И я, опустив голову, побрел в сторону зовущей тети Оли. Рядом с воспитательницей ехидно улыбался Леня Очколяс. Правую руку воспитательница уже держала за спиной, недобрый знак для меня. Я приблизился с опаской, наблюдая за этой спрятанной за спиной рукой. Видно, что-то там крайне неприятное, и страшно приятное зрелище ожидает Леню Очколяса. Не трудно догадаться, кто сдал меня и услужливо принес воспитательнице стебель крапивы. Когда же я приблизился на расстояние вытянутой руки воспитательницы, то это что-то, как я и догадывался, оказалось жгучей крапивой, которая прошумела в воздухе, опускаясь на щиколотки под сладостный дикий хохот Лени Очколяса. Слезы обиды и огорчения выступили на моем лице, я тихо заплакал, почесывая вздутые красные бугорки на ногах.
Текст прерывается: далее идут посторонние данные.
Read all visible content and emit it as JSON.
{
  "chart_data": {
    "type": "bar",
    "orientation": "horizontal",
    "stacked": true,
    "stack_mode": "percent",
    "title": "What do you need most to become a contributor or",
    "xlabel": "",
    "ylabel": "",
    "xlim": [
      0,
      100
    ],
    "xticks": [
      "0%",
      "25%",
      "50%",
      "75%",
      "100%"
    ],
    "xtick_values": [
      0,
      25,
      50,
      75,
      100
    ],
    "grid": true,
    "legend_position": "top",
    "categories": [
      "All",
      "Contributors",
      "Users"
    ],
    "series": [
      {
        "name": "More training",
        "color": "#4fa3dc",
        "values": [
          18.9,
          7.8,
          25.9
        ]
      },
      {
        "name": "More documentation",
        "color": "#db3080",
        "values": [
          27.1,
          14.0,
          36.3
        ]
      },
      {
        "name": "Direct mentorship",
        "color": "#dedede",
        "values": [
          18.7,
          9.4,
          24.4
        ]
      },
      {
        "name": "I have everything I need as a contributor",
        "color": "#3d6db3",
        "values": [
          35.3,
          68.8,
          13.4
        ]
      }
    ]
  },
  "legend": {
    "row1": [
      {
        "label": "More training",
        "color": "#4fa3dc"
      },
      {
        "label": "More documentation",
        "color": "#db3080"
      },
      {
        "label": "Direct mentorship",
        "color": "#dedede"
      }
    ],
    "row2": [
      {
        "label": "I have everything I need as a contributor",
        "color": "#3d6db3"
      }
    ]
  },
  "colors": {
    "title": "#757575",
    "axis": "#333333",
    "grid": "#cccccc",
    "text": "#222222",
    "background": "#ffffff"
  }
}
– А, что, получил? – язвил, радостно ухмыляясь Очколяс. Этот мальчик рос в многодетной семье. Он был моим сверстником, и был самым хрупким маленьким, и болезненным мальчиком из всех мальчишек в детском садике. Тонкие ноги и большой живот, делали его фигурку комичной, затеняя даже кукольные черты лица, а всегда ехидная улыбочка и склонность ябедничать обо всех проделках мальчишек, сделали его ябедой. Мне стало обидно не сколько за воспитательницу, сколько на ябеду Леню Очколяса, который не только рассказал о самовольной отлучке, но в чем я был уверен, даже принес орудие наказания, крапиву. И сейчас, наслаждался радуясь мукам своей жертвы в моем лице. Мне хотелось в эти минуты унижения забежать далеко ото всех, забиться, куда-нибудь в темный далекий угол, скрыться и побыть одному. Мне живо вспомнился дом. Петушок забияка, от которого я получал удары и совсем не обижался, потому, что петушок никогда не был близким другом. Он был другом—врагом и ничего больше. А Леня Очколяс умел быть и тем, и другим. Это сеяло недоверие к Лене, как к другу и не вызывало чувства злобы и желание победить, как врага. Единственное чувство, которое вызывал Леня в моем воображении, это было чувство жалости, родившееся еще тогда, когда мама рассказала мне, как хлопотала перед администрацией колхоза, чтобы многодетной семье Очколясов, у которых было пятеро детей, построить дом. Как семье рабочего колхоза, погибшего от рук бандитов, объявившихся после амнистии. Она рассказала мне, в каких ужасных условиях живут Очколясы. В крохотной избе, крытой соломой, с земляным полом, наспех слепленной, после сожженного дотла добротного дома. Мама рассказала и о трудностях молодой женщины, матери Лени, оставшейся одной с детьми.